If you don't pre-allocate, then MATLAB has no way of knowing how large the final vector is going to be. Initially it will allocate a short block of memory. If you run out of space in that block, then it has to find a bigger block of memory somewhere, and copy all the old values into the new memory block. This happens every time you run out of space in the allocated block (which may not be every time you grow the array, because the MATLAB runtime is probably smart enough to ask for a bit more memory than it needs, but it is still more than necessary). All this unnecessary reallocating and copying is what takes a long time.

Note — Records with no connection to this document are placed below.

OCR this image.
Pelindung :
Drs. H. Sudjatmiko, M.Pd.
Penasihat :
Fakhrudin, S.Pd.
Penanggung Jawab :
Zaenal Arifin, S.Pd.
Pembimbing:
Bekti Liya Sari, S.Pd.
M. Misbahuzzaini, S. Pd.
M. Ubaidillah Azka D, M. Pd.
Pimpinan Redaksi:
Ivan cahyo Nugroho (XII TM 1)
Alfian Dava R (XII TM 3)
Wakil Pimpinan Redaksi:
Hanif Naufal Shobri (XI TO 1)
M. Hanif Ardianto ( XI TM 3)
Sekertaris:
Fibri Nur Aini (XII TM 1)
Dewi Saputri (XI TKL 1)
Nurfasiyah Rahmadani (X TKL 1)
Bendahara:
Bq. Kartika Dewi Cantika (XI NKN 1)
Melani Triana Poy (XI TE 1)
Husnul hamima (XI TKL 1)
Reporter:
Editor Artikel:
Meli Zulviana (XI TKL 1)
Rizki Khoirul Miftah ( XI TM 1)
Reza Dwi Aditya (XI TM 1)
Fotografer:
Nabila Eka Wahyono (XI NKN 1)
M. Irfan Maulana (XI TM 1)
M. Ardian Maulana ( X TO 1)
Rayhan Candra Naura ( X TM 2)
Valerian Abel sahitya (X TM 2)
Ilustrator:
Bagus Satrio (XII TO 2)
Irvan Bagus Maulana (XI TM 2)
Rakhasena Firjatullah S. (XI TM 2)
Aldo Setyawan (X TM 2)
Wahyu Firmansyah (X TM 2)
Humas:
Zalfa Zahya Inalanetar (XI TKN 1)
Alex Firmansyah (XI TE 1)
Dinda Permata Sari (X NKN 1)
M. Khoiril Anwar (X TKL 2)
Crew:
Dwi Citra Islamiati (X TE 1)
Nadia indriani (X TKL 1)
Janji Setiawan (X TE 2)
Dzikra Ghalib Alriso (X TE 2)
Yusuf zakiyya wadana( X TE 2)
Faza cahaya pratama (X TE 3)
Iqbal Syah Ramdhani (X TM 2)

There are several several ways to optimize this for loop, but, surprisingly memory pre-allocation is not the part that saves the most time. By far. You're using max to find the largest element of a 1-by-2 vector. On each iteration you build this vector. However, all you're doing is comparing two scalars. Using the two argument form of max and passing it two scalar is MUCH faster: 75+ times faster on my machine for large ECG vectors!
% Set the parameters and create a vector with million elements
a = 2;
b = 3;
n = 1e6;
ECG = randn(1,n);
ECG2 = a*abs(ECG); % This can be done outside the loop if you have the memory
u(1,n) = 0; % Fast zero allocation
for i = 2:length(ECG)
u(i) = max(ECG2(i),b*u(i-1)); % Compare two scalars
end
For the single input form of max (not including creation of random ECG data):
Elapsed time is 1.314308 seconds.
For my code above:
Elapsed time is 0.017174 seconds.
FYI, the code above assumes u(1) = 0. If that's not true, then u(1) should be set to it's value after preallocation.